Отражения (Трилогия) - Иванова Вероника Евгеньевна. Страница 116

Безучастно наблюдая за слепыми метаниями шадда по поляне, я в который раз удивился вполне объяснимому несоответствию: человеческое и звериное воплощения оборотня растут по-разному. Зверь взрослеет и входит в силу очень быстро а человек... Человек зачастую задерживается в развитии. Вот и этот юноша мог быть старше меня, но выглядел... В лучшем случае — младшим братом. Да и, откровенно говоря, вёл себя как малолетний ребёнок. С другой стороны, если бы он полез на меня с кулаками... Или с когтями... ваш покорный слуга находился в такой прострации, что Щит, поднятый Мантией, мог стать для метаморфа смертельно опасным — без моего контроля...

Черты лица приятно тонкие. Поддерживается чистота крови? Наверное. Значит, из древних родов. И волосы... Совсем как у его тётушки — пепельно-светлые...

Странное чувство — словно я развалился на две половинки, одна из которых неуклонно погружалась в пучину необъяснимой тоски, а вторая продолжала присутствовать в реальности, но не могла понять, что происходит, и, самое главное, не имела ни малейшего желания понимать...

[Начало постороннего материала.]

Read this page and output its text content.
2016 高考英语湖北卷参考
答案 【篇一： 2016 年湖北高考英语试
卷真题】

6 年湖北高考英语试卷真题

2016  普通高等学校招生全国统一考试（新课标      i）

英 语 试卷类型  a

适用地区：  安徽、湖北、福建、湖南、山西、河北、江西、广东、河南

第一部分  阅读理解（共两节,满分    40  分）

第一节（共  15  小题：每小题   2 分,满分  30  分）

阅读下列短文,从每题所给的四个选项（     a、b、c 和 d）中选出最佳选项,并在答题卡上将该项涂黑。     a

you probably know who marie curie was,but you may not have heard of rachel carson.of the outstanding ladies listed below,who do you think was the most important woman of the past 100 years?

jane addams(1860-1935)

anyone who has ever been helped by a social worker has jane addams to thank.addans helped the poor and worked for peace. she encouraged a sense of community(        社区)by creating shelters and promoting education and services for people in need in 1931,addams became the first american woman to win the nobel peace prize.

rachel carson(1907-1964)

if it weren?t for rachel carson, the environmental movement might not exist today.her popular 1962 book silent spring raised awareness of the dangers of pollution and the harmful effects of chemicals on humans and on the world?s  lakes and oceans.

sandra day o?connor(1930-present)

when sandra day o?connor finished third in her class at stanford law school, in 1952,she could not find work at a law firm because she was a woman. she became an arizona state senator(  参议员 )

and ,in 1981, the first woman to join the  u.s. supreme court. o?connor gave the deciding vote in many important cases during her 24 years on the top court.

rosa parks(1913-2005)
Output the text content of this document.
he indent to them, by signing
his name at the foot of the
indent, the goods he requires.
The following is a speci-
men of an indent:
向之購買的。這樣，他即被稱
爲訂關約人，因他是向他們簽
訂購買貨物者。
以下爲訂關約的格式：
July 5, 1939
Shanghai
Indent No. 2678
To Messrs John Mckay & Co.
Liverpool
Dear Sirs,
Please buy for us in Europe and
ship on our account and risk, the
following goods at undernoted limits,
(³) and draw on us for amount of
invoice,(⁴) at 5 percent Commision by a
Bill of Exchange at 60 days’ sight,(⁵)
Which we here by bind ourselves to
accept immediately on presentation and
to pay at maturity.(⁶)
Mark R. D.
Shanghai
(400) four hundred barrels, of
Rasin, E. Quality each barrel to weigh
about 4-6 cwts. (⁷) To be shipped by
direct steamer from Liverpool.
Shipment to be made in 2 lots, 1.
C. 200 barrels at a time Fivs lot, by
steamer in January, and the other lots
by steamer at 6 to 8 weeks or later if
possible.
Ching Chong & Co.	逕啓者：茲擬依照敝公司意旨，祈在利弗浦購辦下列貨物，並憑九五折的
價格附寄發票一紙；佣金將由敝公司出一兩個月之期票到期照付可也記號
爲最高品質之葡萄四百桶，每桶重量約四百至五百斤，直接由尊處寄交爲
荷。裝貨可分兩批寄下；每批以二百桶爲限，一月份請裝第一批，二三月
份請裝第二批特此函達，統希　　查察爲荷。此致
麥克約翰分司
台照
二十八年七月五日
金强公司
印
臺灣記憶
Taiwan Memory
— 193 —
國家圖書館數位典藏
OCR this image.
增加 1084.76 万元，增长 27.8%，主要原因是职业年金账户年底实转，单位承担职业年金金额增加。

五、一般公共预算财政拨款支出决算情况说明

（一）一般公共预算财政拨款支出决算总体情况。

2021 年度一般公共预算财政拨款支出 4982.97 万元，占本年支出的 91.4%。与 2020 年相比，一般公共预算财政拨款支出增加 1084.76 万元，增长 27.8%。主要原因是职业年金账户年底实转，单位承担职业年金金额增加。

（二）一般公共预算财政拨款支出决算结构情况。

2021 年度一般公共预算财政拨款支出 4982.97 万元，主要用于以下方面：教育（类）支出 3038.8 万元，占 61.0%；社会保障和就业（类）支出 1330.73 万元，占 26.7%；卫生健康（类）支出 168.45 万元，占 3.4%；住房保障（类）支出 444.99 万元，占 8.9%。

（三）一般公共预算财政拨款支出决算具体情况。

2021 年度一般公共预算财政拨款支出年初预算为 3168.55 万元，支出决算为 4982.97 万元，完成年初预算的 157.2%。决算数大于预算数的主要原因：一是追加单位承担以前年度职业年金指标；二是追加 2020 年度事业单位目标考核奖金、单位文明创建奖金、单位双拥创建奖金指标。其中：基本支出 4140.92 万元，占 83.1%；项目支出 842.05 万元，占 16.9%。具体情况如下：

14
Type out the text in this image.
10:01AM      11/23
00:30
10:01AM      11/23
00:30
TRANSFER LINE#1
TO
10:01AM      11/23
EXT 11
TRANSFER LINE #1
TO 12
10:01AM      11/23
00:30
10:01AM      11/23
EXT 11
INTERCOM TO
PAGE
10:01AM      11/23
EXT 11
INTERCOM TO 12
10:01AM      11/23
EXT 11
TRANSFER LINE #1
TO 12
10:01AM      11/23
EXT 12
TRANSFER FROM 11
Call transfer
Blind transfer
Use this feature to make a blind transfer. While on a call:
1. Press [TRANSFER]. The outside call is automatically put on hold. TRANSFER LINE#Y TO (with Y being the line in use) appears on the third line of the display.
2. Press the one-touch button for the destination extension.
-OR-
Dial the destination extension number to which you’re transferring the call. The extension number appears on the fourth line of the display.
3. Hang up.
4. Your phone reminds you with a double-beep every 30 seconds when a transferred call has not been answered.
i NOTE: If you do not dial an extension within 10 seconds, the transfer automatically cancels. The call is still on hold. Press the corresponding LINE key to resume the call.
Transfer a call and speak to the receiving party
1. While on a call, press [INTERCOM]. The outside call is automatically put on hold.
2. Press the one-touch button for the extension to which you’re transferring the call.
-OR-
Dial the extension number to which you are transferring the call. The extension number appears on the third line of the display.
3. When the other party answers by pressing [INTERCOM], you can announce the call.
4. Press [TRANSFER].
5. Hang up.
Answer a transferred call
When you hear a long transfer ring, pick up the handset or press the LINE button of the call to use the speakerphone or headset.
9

Пласты задрожали. Мелко-мелко. По Складкам пробежала лёгкая рябь, предшествующая открытию Тропы. Я сделал над собой усилие и поднялся на ноги. Кто бы ни собирался нанести визит, встретить его надлежит стоя, со всем возможным почтением, потому что по этой Тропе не может прийти никто, кроме...

Моего старого знакомого.

* * *

Шадд’а-раф был настолько тактичен, что появился из-за деревьев, а не возник посреди поляны, как не закончившие обучение маги. С момента нашей последней встречи он ничуть не изменился, и эта маленькая деталь остро кольнула остатки самолюбия: я и раньше-то был далёк от совершенства, а сейчас и вовсе выглядел как ходячий труп. Впрочем, мой внешний вид никого не интересовал. Шадд’а-раф смотрел только на зарёванного юнца, нарезающего круги по холодной траве.

Закладывая очередной вираж, котёнок наткнулся на высокую статную фигуру, по обыкновению упрятанную в серое одеяние. Наткнулся и застыл как вкопанный. Несколько секунд он, не мигая, смотрел в лучащиеся нежностью и заботой глаза старика, а потом всхлипнул, выдохнув:

— Отец...

Шадд’а-раф раскрыл объятия:

— Иди сюда, giiry [41].

Юноша прижался к широкой груди, пряча слёзы в складках отцовской мантии. А я почти на минуту забыл, как нужно дышать...

Только обострившееся жжение в груди вырвало меня из плена потрясения. Как просто... И как больно.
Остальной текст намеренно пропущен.